In order to enable the tagger to work with Romanian data, all elements specific to English that had been hard-coded had to be removed. This mainly concerned the inbuilt morphologic component that would deal with unknown words, ie those that were not contained in the lexicon. All other information is contained in external resource files which are not specific to a language with regards to their format.
A separate issue concerns dealing with non-ASCII characters. The way
which was chosen for those was to use their SGML entity names, a
literal description enclosed in an ampersand and a semicolon, eg
ä. As the input data for tagger is supposed to be
tokenised (ie tokens separated by white spaces) the impact of an
extended character on segmentation was not considered.

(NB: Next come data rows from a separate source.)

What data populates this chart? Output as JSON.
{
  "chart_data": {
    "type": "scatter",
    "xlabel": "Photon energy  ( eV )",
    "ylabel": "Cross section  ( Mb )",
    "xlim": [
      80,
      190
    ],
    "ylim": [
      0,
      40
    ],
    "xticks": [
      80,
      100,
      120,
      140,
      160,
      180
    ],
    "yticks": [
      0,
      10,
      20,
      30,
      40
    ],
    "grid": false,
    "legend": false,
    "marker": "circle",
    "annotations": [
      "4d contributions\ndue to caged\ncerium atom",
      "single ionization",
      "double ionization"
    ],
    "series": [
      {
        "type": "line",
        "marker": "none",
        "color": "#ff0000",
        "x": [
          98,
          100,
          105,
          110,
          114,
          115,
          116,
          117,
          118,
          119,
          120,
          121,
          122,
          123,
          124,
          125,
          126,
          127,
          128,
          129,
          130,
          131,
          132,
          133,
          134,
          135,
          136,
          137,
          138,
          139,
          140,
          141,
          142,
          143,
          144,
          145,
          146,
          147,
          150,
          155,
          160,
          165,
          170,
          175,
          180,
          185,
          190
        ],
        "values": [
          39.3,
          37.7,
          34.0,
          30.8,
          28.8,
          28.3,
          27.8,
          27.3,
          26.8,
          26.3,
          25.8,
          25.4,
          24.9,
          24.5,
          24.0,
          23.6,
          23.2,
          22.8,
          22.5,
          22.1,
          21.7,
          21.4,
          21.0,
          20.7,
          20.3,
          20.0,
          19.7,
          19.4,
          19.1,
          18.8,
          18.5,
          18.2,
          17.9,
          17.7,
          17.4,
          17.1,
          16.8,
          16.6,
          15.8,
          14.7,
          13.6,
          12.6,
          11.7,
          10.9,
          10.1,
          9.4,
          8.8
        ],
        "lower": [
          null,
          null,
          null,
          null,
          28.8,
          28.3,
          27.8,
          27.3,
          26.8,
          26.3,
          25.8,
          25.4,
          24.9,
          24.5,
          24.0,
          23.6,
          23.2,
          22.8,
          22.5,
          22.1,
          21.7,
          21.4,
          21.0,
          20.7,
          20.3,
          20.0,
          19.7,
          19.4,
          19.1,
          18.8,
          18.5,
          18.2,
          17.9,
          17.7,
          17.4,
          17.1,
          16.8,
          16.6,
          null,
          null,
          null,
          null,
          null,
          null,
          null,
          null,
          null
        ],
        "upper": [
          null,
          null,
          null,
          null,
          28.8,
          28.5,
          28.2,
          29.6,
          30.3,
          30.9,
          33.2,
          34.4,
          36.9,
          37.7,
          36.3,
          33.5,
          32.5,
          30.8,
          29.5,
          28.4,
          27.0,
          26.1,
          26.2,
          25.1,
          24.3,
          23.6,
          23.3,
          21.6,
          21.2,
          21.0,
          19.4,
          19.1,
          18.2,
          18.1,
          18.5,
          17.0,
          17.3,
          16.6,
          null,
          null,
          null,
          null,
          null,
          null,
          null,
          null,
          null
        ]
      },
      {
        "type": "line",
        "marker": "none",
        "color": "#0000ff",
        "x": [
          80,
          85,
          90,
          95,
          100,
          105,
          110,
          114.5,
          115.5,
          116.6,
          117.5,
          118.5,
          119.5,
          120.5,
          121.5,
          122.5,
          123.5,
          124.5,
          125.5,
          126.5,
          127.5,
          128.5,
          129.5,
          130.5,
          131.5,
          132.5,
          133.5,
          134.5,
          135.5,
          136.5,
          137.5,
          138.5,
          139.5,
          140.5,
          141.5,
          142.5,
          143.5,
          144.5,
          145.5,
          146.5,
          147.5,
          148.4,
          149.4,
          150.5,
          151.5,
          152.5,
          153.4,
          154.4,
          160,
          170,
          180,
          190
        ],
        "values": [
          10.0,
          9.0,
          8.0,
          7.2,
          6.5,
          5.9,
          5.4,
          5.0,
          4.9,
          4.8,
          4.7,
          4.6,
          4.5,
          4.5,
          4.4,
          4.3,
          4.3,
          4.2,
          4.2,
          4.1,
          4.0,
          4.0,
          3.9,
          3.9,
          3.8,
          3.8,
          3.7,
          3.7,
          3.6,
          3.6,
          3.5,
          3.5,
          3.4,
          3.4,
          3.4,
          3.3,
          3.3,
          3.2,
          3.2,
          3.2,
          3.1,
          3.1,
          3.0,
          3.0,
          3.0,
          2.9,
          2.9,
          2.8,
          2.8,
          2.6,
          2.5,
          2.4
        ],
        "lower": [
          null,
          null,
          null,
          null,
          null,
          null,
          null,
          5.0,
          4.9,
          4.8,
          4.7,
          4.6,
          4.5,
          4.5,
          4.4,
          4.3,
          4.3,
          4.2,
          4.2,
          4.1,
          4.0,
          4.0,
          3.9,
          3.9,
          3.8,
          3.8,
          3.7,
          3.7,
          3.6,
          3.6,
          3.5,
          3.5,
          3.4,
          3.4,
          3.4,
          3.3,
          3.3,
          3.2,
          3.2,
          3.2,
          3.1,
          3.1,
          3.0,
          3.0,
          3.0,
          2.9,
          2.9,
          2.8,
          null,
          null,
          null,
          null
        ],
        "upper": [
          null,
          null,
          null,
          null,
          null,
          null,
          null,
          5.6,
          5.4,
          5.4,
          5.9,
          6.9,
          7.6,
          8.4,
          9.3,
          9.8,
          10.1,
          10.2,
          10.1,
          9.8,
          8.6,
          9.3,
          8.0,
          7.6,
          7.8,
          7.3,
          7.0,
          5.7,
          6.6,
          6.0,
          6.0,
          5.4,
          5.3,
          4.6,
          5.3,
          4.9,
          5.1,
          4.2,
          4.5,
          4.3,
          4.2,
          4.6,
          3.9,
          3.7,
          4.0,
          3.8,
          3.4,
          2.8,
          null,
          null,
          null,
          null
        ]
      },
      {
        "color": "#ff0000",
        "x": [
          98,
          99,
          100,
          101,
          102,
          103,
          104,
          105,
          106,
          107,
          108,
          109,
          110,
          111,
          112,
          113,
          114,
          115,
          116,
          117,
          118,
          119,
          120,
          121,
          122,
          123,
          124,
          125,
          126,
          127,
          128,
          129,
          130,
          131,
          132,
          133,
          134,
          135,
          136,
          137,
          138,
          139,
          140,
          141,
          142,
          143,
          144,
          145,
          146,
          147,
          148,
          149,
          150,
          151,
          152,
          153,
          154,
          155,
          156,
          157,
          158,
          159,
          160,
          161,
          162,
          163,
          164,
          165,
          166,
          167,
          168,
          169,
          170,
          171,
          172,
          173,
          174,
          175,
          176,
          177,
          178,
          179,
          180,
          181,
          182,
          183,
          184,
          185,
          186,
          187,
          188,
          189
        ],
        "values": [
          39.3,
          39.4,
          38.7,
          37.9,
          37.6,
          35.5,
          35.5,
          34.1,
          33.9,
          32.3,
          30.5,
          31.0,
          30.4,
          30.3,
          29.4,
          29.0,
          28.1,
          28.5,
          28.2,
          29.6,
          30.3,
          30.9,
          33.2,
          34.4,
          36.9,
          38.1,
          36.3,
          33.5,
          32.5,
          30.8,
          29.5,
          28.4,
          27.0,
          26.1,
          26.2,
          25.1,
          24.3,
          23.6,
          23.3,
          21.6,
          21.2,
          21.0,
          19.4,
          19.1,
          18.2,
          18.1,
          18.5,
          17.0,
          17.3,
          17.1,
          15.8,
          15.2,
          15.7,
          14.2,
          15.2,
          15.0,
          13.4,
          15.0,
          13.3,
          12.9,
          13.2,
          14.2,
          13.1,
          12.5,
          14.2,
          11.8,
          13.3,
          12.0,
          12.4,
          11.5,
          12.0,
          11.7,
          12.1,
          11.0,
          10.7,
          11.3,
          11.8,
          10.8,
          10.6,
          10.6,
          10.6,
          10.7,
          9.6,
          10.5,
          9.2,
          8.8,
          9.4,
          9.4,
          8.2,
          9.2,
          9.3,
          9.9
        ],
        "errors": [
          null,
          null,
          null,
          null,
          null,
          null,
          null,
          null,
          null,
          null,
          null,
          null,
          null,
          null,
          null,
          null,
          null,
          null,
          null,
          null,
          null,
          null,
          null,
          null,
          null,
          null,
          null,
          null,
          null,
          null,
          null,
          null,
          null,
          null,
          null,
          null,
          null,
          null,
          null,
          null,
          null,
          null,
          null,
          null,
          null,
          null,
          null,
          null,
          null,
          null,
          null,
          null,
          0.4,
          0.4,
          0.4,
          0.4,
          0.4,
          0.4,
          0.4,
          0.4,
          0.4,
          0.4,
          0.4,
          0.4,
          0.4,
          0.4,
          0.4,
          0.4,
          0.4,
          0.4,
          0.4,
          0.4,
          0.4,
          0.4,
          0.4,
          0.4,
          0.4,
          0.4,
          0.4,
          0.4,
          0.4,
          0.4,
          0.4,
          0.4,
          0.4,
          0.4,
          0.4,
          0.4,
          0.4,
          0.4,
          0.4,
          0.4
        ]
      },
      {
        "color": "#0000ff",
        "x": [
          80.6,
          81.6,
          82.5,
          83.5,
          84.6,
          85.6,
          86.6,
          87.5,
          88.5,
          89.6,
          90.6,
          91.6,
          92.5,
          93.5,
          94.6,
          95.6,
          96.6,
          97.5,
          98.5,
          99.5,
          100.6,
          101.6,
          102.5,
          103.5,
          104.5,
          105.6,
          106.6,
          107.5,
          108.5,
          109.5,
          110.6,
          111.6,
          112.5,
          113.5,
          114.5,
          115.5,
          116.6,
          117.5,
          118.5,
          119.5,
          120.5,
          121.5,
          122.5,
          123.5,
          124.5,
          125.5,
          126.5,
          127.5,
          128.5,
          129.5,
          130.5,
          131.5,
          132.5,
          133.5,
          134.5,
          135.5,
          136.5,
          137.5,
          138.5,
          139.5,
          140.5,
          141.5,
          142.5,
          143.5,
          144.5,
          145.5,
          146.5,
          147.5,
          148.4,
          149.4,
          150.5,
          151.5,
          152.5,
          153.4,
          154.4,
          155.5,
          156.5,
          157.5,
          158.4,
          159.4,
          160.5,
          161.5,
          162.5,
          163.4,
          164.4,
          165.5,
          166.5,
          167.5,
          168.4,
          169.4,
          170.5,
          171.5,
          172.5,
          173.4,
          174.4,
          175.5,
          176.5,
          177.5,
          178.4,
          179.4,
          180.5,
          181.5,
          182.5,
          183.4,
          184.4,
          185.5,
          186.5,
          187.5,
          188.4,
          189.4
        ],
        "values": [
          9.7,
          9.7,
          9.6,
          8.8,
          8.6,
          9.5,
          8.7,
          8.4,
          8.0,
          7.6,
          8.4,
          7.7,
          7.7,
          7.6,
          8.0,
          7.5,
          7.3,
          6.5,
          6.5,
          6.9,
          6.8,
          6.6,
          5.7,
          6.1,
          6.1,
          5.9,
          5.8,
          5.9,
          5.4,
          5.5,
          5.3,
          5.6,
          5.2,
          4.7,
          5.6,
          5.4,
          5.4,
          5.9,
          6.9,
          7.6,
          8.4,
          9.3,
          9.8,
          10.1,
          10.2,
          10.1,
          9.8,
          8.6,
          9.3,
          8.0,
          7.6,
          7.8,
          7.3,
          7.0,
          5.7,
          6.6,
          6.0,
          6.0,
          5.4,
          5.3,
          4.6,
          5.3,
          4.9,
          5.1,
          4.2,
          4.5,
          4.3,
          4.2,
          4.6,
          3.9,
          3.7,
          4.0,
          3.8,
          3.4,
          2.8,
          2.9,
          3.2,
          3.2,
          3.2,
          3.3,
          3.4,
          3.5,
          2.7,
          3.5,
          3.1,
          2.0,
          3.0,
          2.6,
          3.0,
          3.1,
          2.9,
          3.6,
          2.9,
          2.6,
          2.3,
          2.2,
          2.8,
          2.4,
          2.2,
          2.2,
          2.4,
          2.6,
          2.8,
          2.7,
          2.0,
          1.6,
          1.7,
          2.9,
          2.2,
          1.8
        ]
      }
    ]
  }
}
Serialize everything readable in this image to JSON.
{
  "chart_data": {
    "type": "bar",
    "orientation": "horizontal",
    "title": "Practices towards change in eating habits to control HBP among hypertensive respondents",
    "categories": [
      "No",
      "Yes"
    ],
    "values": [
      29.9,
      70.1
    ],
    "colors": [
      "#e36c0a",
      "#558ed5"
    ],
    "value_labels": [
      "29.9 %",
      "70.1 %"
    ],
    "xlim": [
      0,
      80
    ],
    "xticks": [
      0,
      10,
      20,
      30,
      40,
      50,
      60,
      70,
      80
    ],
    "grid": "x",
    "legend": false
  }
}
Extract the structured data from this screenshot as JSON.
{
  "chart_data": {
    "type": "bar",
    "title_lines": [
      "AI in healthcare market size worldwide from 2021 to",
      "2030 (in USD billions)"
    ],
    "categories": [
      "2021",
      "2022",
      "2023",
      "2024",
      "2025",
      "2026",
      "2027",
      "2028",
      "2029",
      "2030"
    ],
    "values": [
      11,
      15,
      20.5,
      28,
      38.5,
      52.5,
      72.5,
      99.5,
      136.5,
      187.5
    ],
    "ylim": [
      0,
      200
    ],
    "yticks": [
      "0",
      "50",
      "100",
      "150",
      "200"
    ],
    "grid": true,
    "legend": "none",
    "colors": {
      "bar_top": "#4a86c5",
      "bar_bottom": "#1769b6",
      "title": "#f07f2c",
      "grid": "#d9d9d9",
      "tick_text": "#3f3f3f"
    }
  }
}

To increase the flexibility of the tagger for future uses with further languages the internal lexicon and context information were taken out of the processing core and the tagger was re-implemented following a client-server model: the client requests all necessary data from the server through a special protocol, and this allows to switch to a different tagset (ie a different language) easily.
The hard-coded morphology was replaced by another resource, a list of the final three letters of all words from the lexicon with their respective tag probabilities. This mechanism seems sufficiently general to yield good results even in languages with a rather complex morphology at little cost.
As the tagging program had to be changed anyway, it was re-implemented in Java, in order to allow the client to run on different machines more easily. The server component is still written in C. The total size of the three relevant (executable) byte-code files is less than ten kilobytes.
Furthermore, since the tagger is implemented as a class, it can easily be used as a module in other linguistic applications.